Step 2: Write Down the Relevant Equation
For uniform acceleration starting from rest (initial velocity $u=0$), the distance covered $S$ in time $t$ is given by:
$S = \frac{1}{2} a t^2$
Step 3: Express $S_1$ and $S_2$
Let $S_1$ be the distance traveled in the first 10 seconds ($t_1 = 10\,\text{s}$) and $S_2$ be the distance traveled in the first 20 seconds ($t_2 = 20\,\text{s}$).
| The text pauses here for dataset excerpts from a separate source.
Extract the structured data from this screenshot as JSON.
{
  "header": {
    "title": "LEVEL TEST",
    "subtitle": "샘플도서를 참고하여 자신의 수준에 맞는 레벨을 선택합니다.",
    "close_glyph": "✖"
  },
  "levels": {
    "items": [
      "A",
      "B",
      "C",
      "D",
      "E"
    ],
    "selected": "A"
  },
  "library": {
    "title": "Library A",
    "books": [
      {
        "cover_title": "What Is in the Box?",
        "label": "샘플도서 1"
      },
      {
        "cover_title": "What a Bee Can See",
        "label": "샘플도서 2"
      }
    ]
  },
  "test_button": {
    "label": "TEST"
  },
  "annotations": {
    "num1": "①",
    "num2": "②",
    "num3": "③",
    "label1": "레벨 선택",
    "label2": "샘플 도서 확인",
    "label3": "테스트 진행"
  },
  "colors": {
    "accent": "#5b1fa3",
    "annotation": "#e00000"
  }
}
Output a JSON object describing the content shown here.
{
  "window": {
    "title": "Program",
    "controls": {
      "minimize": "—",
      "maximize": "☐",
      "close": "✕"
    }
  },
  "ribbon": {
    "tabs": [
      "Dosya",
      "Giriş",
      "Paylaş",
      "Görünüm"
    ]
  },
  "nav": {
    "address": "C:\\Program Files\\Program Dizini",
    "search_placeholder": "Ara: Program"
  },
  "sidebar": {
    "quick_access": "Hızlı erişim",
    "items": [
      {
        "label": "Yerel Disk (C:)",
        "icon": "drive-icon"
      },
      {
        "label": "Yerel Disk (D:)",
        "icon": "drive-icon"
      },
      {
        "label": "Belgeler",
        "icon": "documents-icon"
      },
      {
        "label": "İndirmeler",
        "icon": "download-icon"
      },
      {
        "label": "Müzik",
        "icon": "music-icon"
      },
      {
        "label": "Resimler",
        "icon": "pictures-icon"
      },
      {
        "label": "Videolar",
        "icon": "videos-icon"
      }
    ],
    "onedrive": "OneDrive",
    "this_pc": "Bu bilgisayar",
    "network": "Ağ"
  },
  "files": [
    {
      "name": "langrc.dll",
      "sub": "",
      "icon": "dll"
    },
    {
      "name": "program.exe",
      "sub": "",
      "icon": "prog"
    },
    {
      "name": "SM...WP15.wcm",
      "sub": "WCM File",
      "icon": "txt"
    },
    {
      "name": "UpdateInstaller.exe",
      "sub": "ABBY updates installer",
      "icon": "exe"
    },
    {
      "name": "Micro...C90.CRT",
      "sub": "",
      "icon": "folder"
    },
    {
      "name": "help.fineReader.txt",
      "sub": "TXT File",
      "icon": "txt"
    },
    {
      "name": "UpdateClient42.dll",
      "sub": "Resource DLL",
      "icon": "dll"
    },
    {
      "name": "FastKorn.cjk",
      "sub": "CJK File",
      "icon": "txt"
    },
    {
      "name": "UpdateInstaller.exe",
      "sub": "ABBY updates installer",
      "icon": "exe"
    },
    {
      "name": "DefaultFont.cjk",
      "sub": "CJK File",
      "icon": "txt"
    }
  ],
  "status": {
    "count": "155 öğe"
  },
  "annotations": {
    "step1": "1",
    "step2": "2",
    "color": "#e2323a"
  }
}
Using the formula:
$S_1 = \frac{1}{2} a \times (10)^2 = \frac{1}{2} a \times 100$
$S_2 = \frac{1}{2} a \times (20)^2 = \frac{1}{2} a \times 400$
Step 4: Find the Ratio of $S_1$ and $S_2$
Taking the ratio of $S_1$ to $S_2$:
$\frac{S_1}{S_2} = \frac{\frac{1}{2}a \times 100}{\frac{1}{2}a \times 400}
= \frac{100}{400}
= \frac{1}{4}$
Hence, $S_1 : S_2 = 1 : 4$, so
$S_2 = 4 \, S_1$
Step 5: Conclusion
Therefore, the distance covered in the first 20 seconds is four times the distance covered in the first 10 seconds.